En las afueras de Barcelona, donde el río Llobregat serpentea como una vena olvidada, se extiende Sant Boi de Llobregat. Una ciudad de contrastes: bloques de hormigón que se alzan como dedos acusadores contra el cielo, intercalados con huertos abandonados y fábricas en ruinas. Era el año 2025, y el boom inmobiliario había regresado con furia, alimentado por promesas de «desarrollo sostenible» que olían a billetes sucios. Yo, Marc Vila, era un urbanista contratado por el Ayuntamiento de Sant Boi. Mi trabajo consistía en revisar planes de construcción, pero pronto descubrí que mi pluma no firmaba permisos, sino sentencias de muerte para la integridad de la ciudad.
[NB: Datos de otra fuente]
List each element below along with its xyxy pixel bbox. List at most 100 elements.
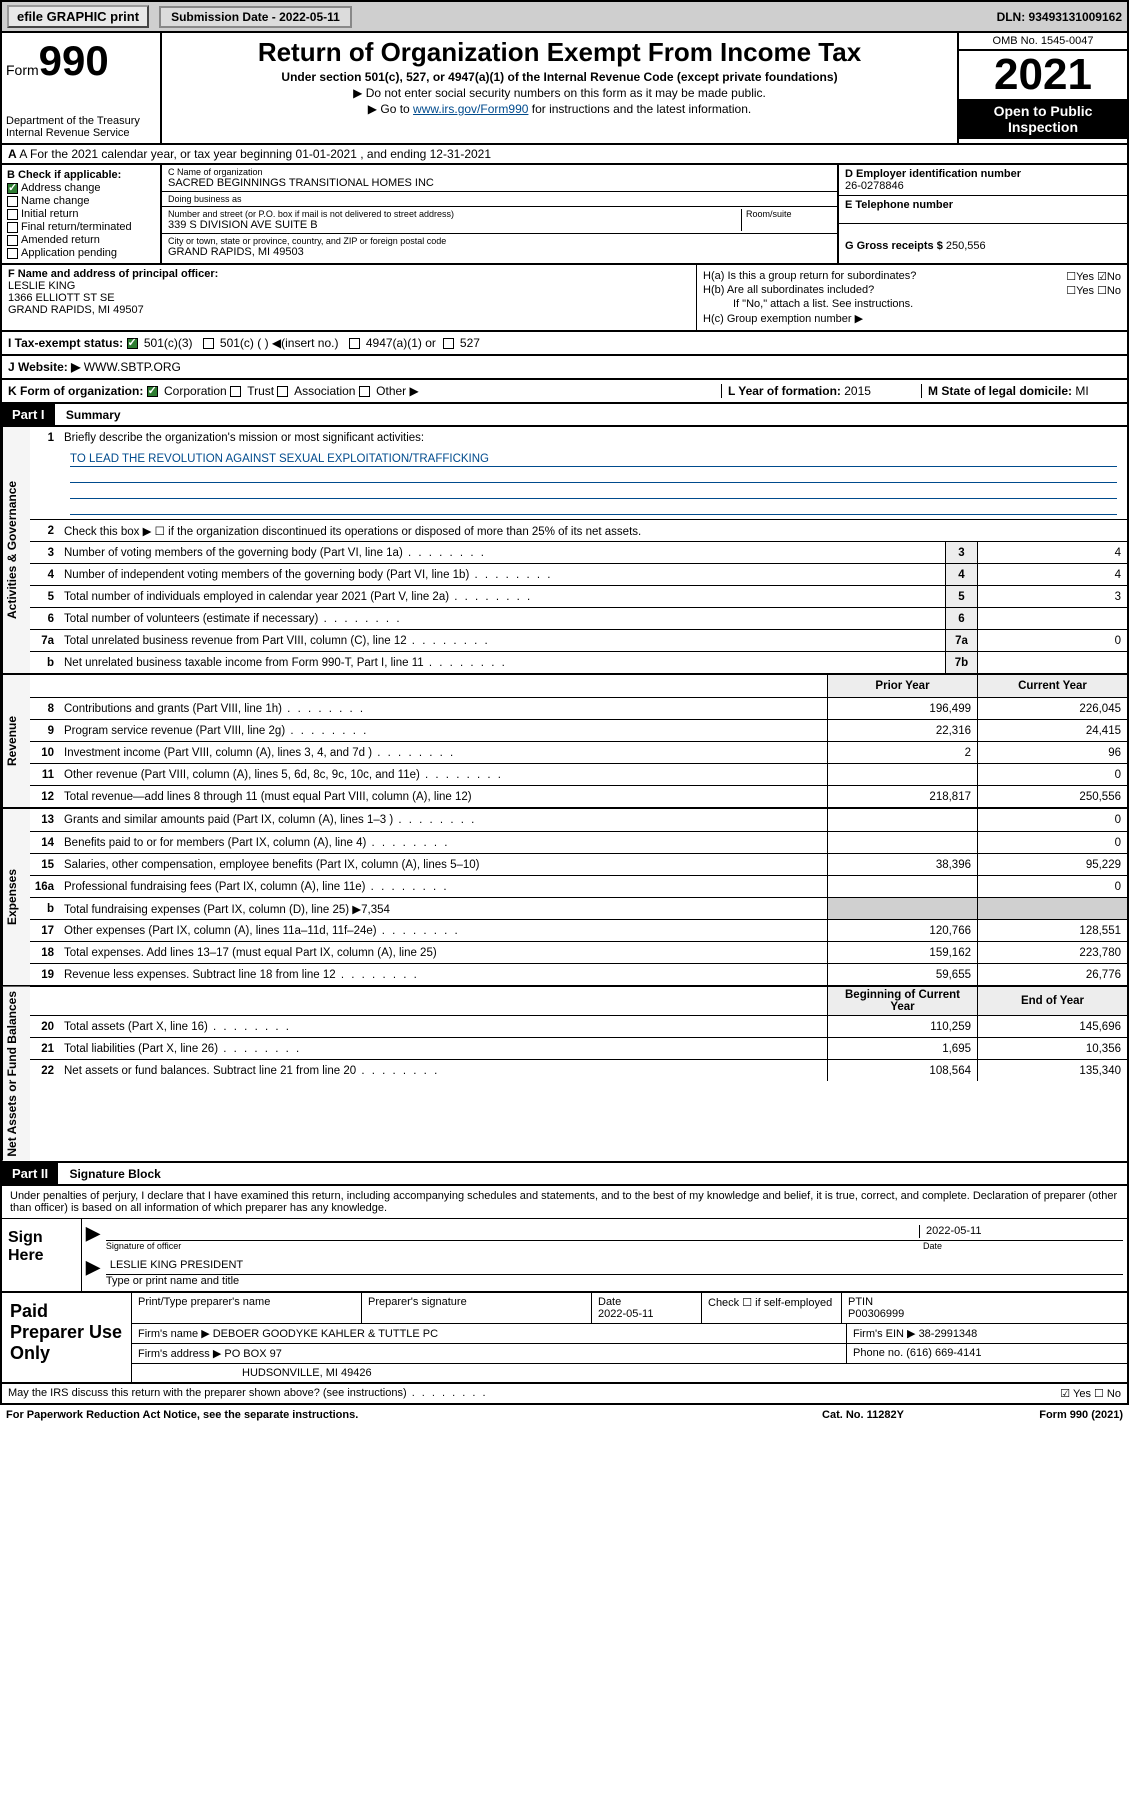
firm-addr2: HUDSONVILLE, MI 49426 xyxy=(132,1364,1127,1382)
row-i: I Tax-exempt status: 501(c)(3) 501(c) ( … xyxy=(0,332,1129,356)
form-number: Form990 xyxy=(6,37,156,85)
col-c-org: C Name of organization SACRED BEGINNINGS… xyxy=(162,165,837,263)
l14-prior xyxy=(827,832,977,853)
dln: DLN: 93493131009162 xyxy=(997,10,1122,24)
lbl-final: Final return/terminated xyxy=(21,221,132,233)
gross-label: G Gross receipts $ xyxy=(845,240,946,252)
hc-label: H(c) Group exemption number ▶ xyxy=(703,312,1121,325)
perjury-declaration: Under penalties of perjury, I declare th… xyxy=(2,1186,1127,1218)
check-other[interactable] xyxy=(359,386,370,397)
form-title: Return of Organization Exempt From Incom… xyxy=(168,37,951,68)
l7b-box: 7b xyxy=(945,652,977,673)
check-trust[interactable] xyxy=(230,386,241,397)
officer-printed: LESLIE KING PRESIDENT xyxy=(110,1259,243,1272)
check-assoc[interactable] xyxy=(277,386,288,397)
irs-label: Internal Revenue Service xyxy=(6,127,156,139)
l20-text: Total assets (Part X, line 16) xyxy=(60,1019,827,1035)
check-initial-return[interactable] xyxy=(7,209,18,220)
check-527[interactable] xyxy=(443,338,454,349)
l5-val: 3 xyxy=(977,586,1127,607)
section-governance: Activities & Governance 1Briefly describ… xyxy=(0,427,1129,675)
hb-label: H(b) Are all subordinates included? xyxy=(703,284,874,296)
l9-curr: 24,415 xyxy=(977,720,1127,741)
hdr-prior-year: Prior Year xyxy=(827,675,977,697)
l20-prior: 110,259 xyxy=(827,1016,977,1037)
check-4947[interactable] xyxy=(349,338,360,349)
l18-curr: 223,780 xyxy=(977,942,1127,963)
ein-value: 26-0278846 xyxy=(845,180,904,192)
l18-num: 18 xyxy=(30,947,60,959)
l11-prior xyxy=(827,764,977,785)
l5-text: Total number of individuals employed in … xyxy=(60,589,945,605)
firm-phone-label: Phone no. xyxy=(853,1347,906,1359)
paid-preparer: Paid Preparer Use Only Print/Type prepar… xyxy=(2,1291,1127,1382)
l10-text: Investment income (Part VIII, column (A)… xyxy=(60,745,827,761)
l16a-prior xyxy=(827,876,977,897)
l3-text: Number of voting members of the governin… xyxy=(60,545,945,561)
check-amended[interactable] xyxy=(7,235,18,246)
arrow-icon: ▶ xyxy=(86,1223,100,1251)
l9-num: 9 xyxy=(30,725,60,737)
website-value: WWW.SBTP.ORG xyxy=(84,360,181,374)
l8-prior: 196,499 xyxy=(827,698,977,719)
l14-curr: 0 xyxy=(977,832,1127,853)
sign-date: 2022-05-11 xyxy=(919,1225,1119,1238)
side-net: Net Assets or Fund Balances xyxy=(2,987,30,1161)
side-revenue: Revenue xyxy=(2,675,30,807)
header-middle: Return of Organization Exempt From Incom… xyxy=(162,33,957,143)
irs-link[interactable]: www.irs.gov/Form990 xyxy=(413,102,528,116)
l10-prior: 2 xyxy=(827,742,977,763)
header-right: OMB No. 1545-0047 2021 Open to Public In… xyxy=(957,33,1127,143)
submission-date: Submission Date - 2022-05-11 xyxy=(159,6,352,28)
org-name: SACRED BEGINNINGS TRANSITIONAL HOMES INC xyxy=(168,177,831,189)
q2-text: Check this box ▶ ☐ if the organization d… xyxy=(60,522,1127,540)
l22-num: 22 xyxy=(30,1065,60,1077)
check-app-pending[interactable] xyxy=(7,248,18,259)
part2-header: Part II Signature Block xyxy=(0,1163,1129,1186)
l6-text: Total number of volunteers (estimate if … xyxy=(60,611,945,627)
firm-ein: 38-2991348 xyxy=(919,1328,978,1340)
l15-prior: 38,396 xyxy=(827,854,977,875)
l5-box: 5 xyxy=(945,586,977,607)
pra-notice: For Paperwork Reduction Act Notice, see … xyxy=(6,1409,763,1421)
form-prefix: Form xyxy=(6,62,39,78)
l8-curr: 226,045 xyxy=(977,698,1127,719)
prep-name-label: Print/Type preparer's name xyxy=(138,1296,270,1308)
efile-print-button[interactable]: efile GRAPHIC print xyxy=(7,5,149,28)
m-label: M State of legal domicile: xyxy=(928,384,1075,398)
prep-date-label: Date xyxy=(598,1296,621,1308)
ptin-value: P00306999 xyxy=(848,1308,904,1320)
part1-title: Summary xyxy=(58,406,129,424)
l10-num: 10 xyxy=(30,747,60,759)
sign-here: Sign Here xyxy=(2,1219,82,1291)
l17-curr: 128,551 xyxy=(977,920,1127,941)
state-domicile: MI xyxy=(1075,384,1088,398)
dept-treasury: Department of the Treasury xyxy=(6,115,156,127)
l13-num: 13 xyxy=(30,814,60,826)
check-corp[interactable] xyxy=(147,386,158,397)
hdr-current-year: Current Year xyxy=(977,675,1127,697)
lbl-app-pending: Application pending xyxy=(21,247,117,259)
firm-phone: (616) 669-4141 xyxy=(906,1347,981,1359)
c-name-label: C Name of organization xyxy=(168,167,831,177)
firm-addr-label: Firm's address ▶ xyxy=(138,1348,221,1360)
l7b-text: Net unrelated business taxable income fr… xyxy=(60,655,945,671)
q1-text: Briefly describe the organization's miss… xyxy=(60,430,1127,446)
l17-prior: 120,766 xyxy=(827,920,977,941)
check-501c3[interactable] xyxy=(127,338,138,349)
mission-text: TO LEAD THE REVOLUTION AGAINST SEXUAL EX… xyxy=(70,453,1117,467)
ein-label: D Employer identification number xyxy=(845,168,1021,180)
part2-title: Signature Block xyxy=(61,1165,168,1183)
form-header: Form990 Department of the Treasury Inter… xyxy=(0,33,1129,145)
check-501c[interactable] xyxy=(203,338,214,349)
room-label: Room/suite xyxy=(746,209,831,219)
form-footer: Form 990 (2021) xyxy=(963,1409,1123,1421)
check-address-change[interactable] xyxy=(7,183,18,194)
may-discuss-yn: ☑ Yes ☐ No xyxy=(1060,1387,1121,1400)
l14-num: 14 xyxy=(30,837,60,849)
check-name-change[interactable] xyxy=(7,196,18,207)
check-final-return[interactable] xyxy=(7,222,18,233)
lbl-assoc: Association xyxy=(294,384,355,398)
l4-text: Number of independent voting members of … xyxy=(60,567,945,583)
l16a-num: 16a xyxy=(30,881,60,893)
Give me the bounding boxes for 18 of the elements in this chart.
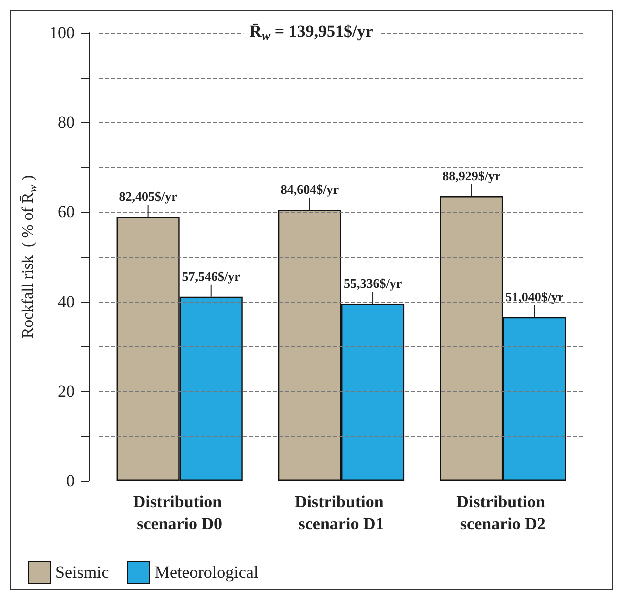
x-tick-label: Distribution scenario D2: [456, 492, 550, 534]
y-axis-title: Rockfall risk ( % of R̄w ): [20, 175, 40, 339]
legend-label: Seismic: [56, 563, 110, 582]
legend-label: Meteorological: [154, 563, 259, 582]
y-tick-label: 20: [58, 382, 75, 401]
y-tick-label: 60: [58, 202, 75, 222]
annotation: 82,405$/yr: [119, 189, 178, 204]
x-tick-label: Distribution scenario D0: [133, 492, 226, 534]
annotation: 57,546$/yr: [182, 268, 241, 284]
annotation: 55,336$/yr: [344, 276, 402, 292]
annotation: 84,604$/yr: [280, 182, 340, 197]
annotation: 88,929$/yr: [442, 168, 501, 184]
annotation: 51,040$/yr: [506, 289, 564, 304]
y-tick-label: 40: [58, 292, 75, 312]
y-tick-label: 80: [58, 113, 75, 132]
y-tick-label: 0: [66, 472, 75, 490]
x-tick-label: Distribution scenario D1: [294, 492, 388, 534]
y-tick-label: 100: [50, 24, 75, 42]
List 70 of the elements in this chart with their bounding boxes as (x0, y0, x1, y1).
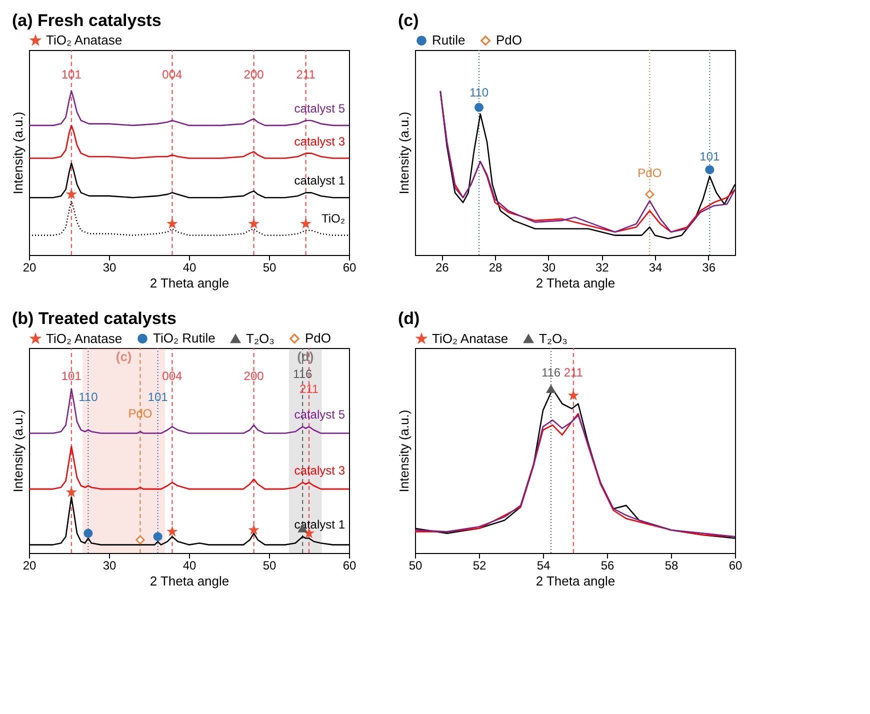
chart-title: (d) (398, 309, 420, 328)
annotation: 211 (299, 382, 319, 396)
chart-title: (a) Fresh catalysts (12, 11, 162, 30)
legend-label: TiO₂ Rutile (153, 330, 216, 346)
annotation: 101 (700, 150, 720, 164)
series-label: catalyst 3 (294, 134, 346, 148)
chart-title: (b) Treated catalysts (12, 309, 176, 328)
x-tick-label: 20 (22, 260, 36, 274)
y-axis-title: Intensity (a.u.) (396, 112, 412, 194)
annotation: 004 (162, 368, 183, 383)
point (84, 528, 93, 538)
annotation: 101 (61, 68, 82, 82)
annotation: 200 (244, 68, 264, 82)
series-label: TiO₂ (321, 211, 346, 226)
x-axis-title: 2 Theta angle (536, 276, 616, 290)
y-axis-title: Intensity (a.u.) (396, 410, 412, 492)
annotation: 004 (162, 68, 183, 82)
legend-label: TiO₂ Anatase (432, 330, 508, 346)
legend-label: Rutile (432, 32, 466, 48)
x-tick-label: 60 (342, 260, 356, 274)
series-label: catalyst 3 (294, 463, 346, 478)
annotation: 211 (296, 68, 316, 82)
x-tick-label: 30 (102, 260, 116, 274)
x-tick-label: 50 (262, 260, 276, 274)
x-tick-label: 40 (182, 558, 196, 572)
x-tick-label: 30 (102, 558, 116, 572)
legend-label: T₂O₃ (539, 330, 568, 346)
series-label: catalyst 5 (294, 408, 346, 422)
point (249, 526, 258, 534)
point (136, 535, 145, 544)
x-tick-label: 50 (262, 558, 276, 572)
chart-title: (c) (398, 11, 419, 30)
band-label: (c) (116, 349, 132, 364)
point (153, 532, 162, 542)
x-tick-label: 30 (542, 260, 556, 274)
x-tick-label: 56 (600, 558, 614, 572)
y-axis-title: Intensity (a.u.) (10, 410, 26, 492)
x-axis-title: 2 Theta angle (150, 276, 230, 290)
x-tick-label: 40 (182, 260, 196, 274)
x-tick-label: 36 (702, 260, 716, 274)
annotation: PdO (128, 406, 152, 421)
x-axis-title: 2 Theta angle (536, 574, 616, 588)
x-tick-label: 60 (342, 558, 356, 572)
legend-label: PdO (305, 330, 332, 346)
annotation: 101 (148, 390, 168, 404)
annotation: 200 (244, 368, 264, 383)
legend-label: TiO₂ Anatase (46, 32, 122, 48)
annotation: 101 (61, 368, 82, 383)
x-tick-label: 34 (648, 260, 662, 274)
x-tick-label: 58 (664, 558, 678, 572)
x-tick-label: 20 (22, 558, 36, 572)
series-label: catalyst 5 (294, 102, 346, 116)
point (168, 527, 177, 536)
series-label: catalyst 1 (294, 174, 346, 188)
x-tick-label: 60 (728, 558, 742, 572)
x-tick-label: 26 (435, 260, 450, 274)
legend-label: TiO₂ Anatase (46, 330, 122, 346)
annotation: PdO (638, 166, 662, 180)
band-label: (d) (297, 349, 314, 364)
x-tick-label: 32 (595, 260, 610, 274)
x-tick-label: 52 (472, 558, 486, 572)
annotation: 110 (78, 390, 98, 404)
x-tick-label: 50 (408, 558, 422, 572)
x-axis-title: 2 Theta angle (150, 574, 230, 588)
legend-label: T₂O₃ (246, 330, 274, 346)
legend-label: PdO (496, 32, 522, 48)
annotation: 211 (564, 366, 584, 380)
x-tick-label: 28 (488, 260, 502, 274)
y-axis-title: Intensity (a.u.) (10, 112, 26, 194)
x-tick-label: 54 (536, 558, 550, 572)
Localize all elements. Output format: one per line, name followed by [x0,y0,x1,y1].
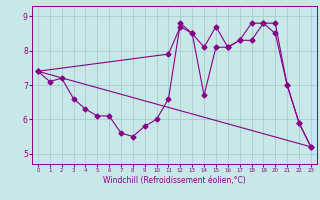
X-axis label: Windchill (Refroidissement éolien,°C): Windchill (Refroidissement éolien,°C) [103,176,246,185]
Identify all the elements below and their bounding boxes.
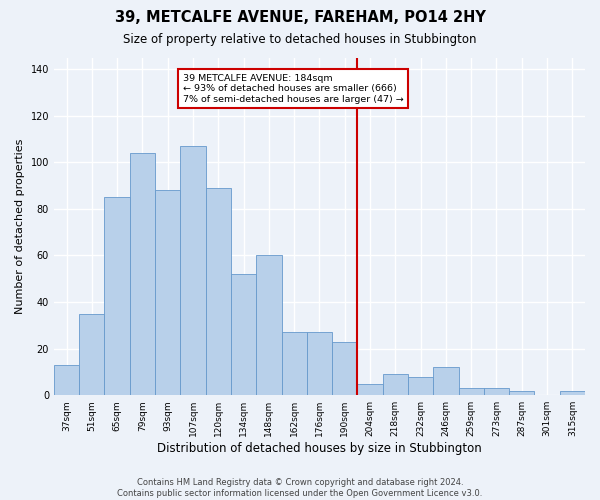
Bar: [181, 146, 206, 395]
Bar: [54, 365, 79, 395]
Bar: [307, 332, 332, 395]
Bar: [332, 342, 358, 395]
Bar: [256, 256, 281, 395]
Text: Contains HM Land Registry data © Crown copyright and database right 2024.
Contai: Contains HM Land Registry data © Crown c…: [118, 478, 482, 498]
Bar: [408, 376, 433, 395]
Bar: [560, 390, 585, 395]
Bar: [155, 190, 181, 395]
Text: 39, METCALFE AVENUE, FAREHAM, PO14 2HY: 39, METCALFE AVENUE, FAREHAM, PO14 2HY: [115, 10, 485, 25]
Bar: [130, 153, 155, 395]
Bar: [79, 314, 104, 395]
Bar: [231, 274, 256, 395]
Bar: [206, 188, 231, 395]
Bar: [281, 332, 307, 395]
Bar: [484, 388, 509, 395]
Bar: [104, 197, 130, 395]
X-axis label: Distribution of detached houses by size in Stubbington: Distribution of detached houses by size …: [157, 442, 482, 455]
Bar: [433, 368, 458, 395]
Text: 39 METCALFE AVENUE: 184sqm
← 93% of detached houses are smaller (666)
7% of semi: 39 METCALFE AVENUE: 184sqm ← 93% of deta…: [183, 74, 404, 104]
Y-axis label: Number of detached properties: Number of detached properties: [15, 138, 25, 314]
Bar: [458, 388, 484, 395]
Bar: [383, 374, 408, 395]
Bar: [358, 384, 383, 395]
Text: Size of property relative to detached houses in Stubbington: Size of property relative to detached ho…: [123, 32, 477, 46]
Bar: [509, 390, 535, 395]
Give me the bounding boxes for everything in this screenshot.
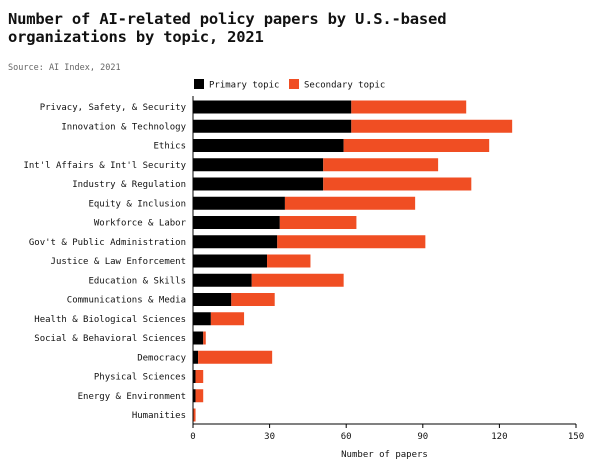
bars — [192, 96, 513, 424]
bar-primary-topic-health-biological-sciences — [193, 312, 211, 326]
category-label-ethics: Ethics — [153, 142, 186, 152]
legend-swatch-primary-topic — [194, 79, 204, 89]
bar-secondary-topic-equity-inclusion — [284, 196, 416, 210]
bar-primary-topic-communications-media — [193, 293, 232, 306]
legend-label-primary-topic: Primary topic — [209, 81, 279, 91]
bar-primary-topic-innovation-technology — [193, 119, 352, 133]
category-label-physical-sciences: Physical Sciences — [94, 373, 186, 383]
category-label-justice-law-enforcement: Justice & Law Enforcement — [51, 257, 186, 267]
bar-secondary-topic-industry-regulation — [323, 177, 472, 191]
category-label-humanities: Humanities — [132, 411, 186, 421]
source-note: Source: AI Index, 2021 — [8, 63, 121, 73]
x-tick-label-60: 60 — [341, 432, 352, 442]
bar-secondary-topic-innovation-technology — [351, 119, 513, 133]
bar-primary-topic-physical-sciences — [193, 370, 196, 383]
category-labels: Privacy, Safety, & Security Innovation & … — [23, 103, 186, 421]
bar-primary-topic-democracy — [193, 350, 199, 364]
category-label-workforce-labor: Workforce & Labor — [94, 219, 187, 229]
category-label-social-behavioral-sciences: Social & Behavioral Sciences — [34, 334, 186, 344]
x-tick-label-30: 30 — [264, 432, 275, 442]
x-axis: 0 30 60 90 120 150 Number of papers — [190, 423, 584, 460]
bar-secondary-topic-humanities — [193, 408, 196, 422]
bar-primary-topic-ethics — [193, 139, 344, 152]
legend-swatch-secondary-topic — [289, 79, 299, 89]
bar-secondary-topic-energy-environment — [195, 389, 204, 403]
category-label-gov-t-public-administration: Gov't & Public Administration — [29, 238, 186, 248]
x-tick-label-0: 0 — [190, 432, 195, 442]
bar-primary-topic-gov-t-public-administration — [193, 235, 278, 249]
bar-primary-topic-workforce-labor — [193, 216, 280, 229]
category-label-communications-media: Communications & Media — [67, 296, 186, 306]
category-label-democracy: Democracy — [137, 353, 186, 363]
bar-primary-topic-social-behavioral-sciences — [193, 331, 204, 345]
bar-primary-topic-int-l-affairs-int-l-security — [193, 158, 324, 172]
category-label-innovation-technology: Innovation & Technology — [61, 122, 186, 132]
x-tick-label-120: 120 — [491, 432, 507, 442]
chart-title: Number of AI-related policy papers by U.… — [8, 10, 447, 46]
category-label-health-biological-sciences: Health & Biological Sciences — [34, 315, 186, 325]
x-axis-label: Number of papers — [341, 450, 428, 460]
bar-primary-topic-privacy-safety-security — [193, 100, 352, 114]
bar-primary-topic-justice-law-enforcement — [193, 254, 268, 268]
bar-secondary-topic-justice-law-enforcement — [267, 254, 311, 268]
bar-secondary-topic-gov-t-public-administration — [277, 235, 426, 249]
bar-primary-topic-education-skills — [193, 273, 252, 287]
bar-primary-topic-equity-inclusion — [193, 196, 285, 210]
x-tick-label-150: 150 — [568, 432, 584, 442]
bar-secondary-topic-health-biological-sciences — [210, 312, 245, 326]
legend: Primary topic Secondary topic — [194, 79, 385, 91]
category-label-energy-environment: Energy & Environment — [78, 392, 186, 402]
bar-secondary-topic-workforce-labor — [279, 216, 357, 229]
bar-secondary-topic-communications-media — [231, 293, 275, 306]
bar-primary-topic-energy-environment — [193, 389, 196, 403]
bar-secondary-topic-physical-sciences — [195, 370, 204, 383]
x-tick-label-90: 90 — [417, 432, 428, 442]
category-label-education-skills: Education & Skills — [88, 276, 186, 286]
bar-secondary-topic-education-skills — [251, 273, 344, 287]
bar-secondary-topic-social-behavioral-sciences — [203, 331, 206, 345]
bar-secondary-topic-democracy — [198, 350, 273, 364]
legend-label-secondary-topic: Secondary topic — [304, 81, 385, 91]
category-label-int-l-affairs-int-l-security: Int'l Affairs & Int'l Security — [23, 161, 186, 171]
bar-primary-topic-industry-regulation — [193, 177, 324, 191]
bar-secondary-topic-ethics — [343, 139, 490, 152]
category-label-industry-regulation: Industry & Regulation — [72, 180, 186, 190]
bar-secondary-topic-privacy-safety-security — [351, 100, 467, 114]
category-label-privacy-safety-security: Privacy, Safety, & Security — [40, 103, 187, 113]
bar-secondary-topic-int-l-affairs-int-l-security — [323, 158, 439, 172]
category-label-equity-inclusion: Equity & Inclusion — [88, 199, 186, 209]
Todo empezó con el Proyecto Aurora, un megaproyecto de viviendas de lujo en las antiguas tierras agrícolas junto al río. El alcalde, Jordi Ferrer, un hombre de sonrisa plástica y corbata, siempre impecable, lo presentó en una rueda de prensa como «el renacimiento de Sant Boi». Detrás de él, el concejal de Urbanismo, Elena Torres, asentía con ojos calculadores. Ferrer era del partido conservador local, un lobo disfrazado de cordero que había escalado posiciones gracias a donaciones generosas de empresarios como Ramón Costa, dueño de Construcciones Costa S.A., una empresa que devoraba terrenos como un cáncer.

Mi primer atisbo de irregularidad vino en una reunión interna. Revisaba los planos cuando noté que el terreno designado para Aurora estaba clasificado como zona protegida por la Generalitat de Catalunya. «No hay problema», me dijo Torres con una risa forzada. «Hemos hablado con la Conselleria d’Habitatge. Todo está en orden». Pero al indagar en los archivos, encontré un informe medioambiental falsificado. Las firmas eran de un funcionario de la Generalitat, un tal Xavier Puig, conocido por su afición a los yates, que no podía permitirse con su sueldo oficial.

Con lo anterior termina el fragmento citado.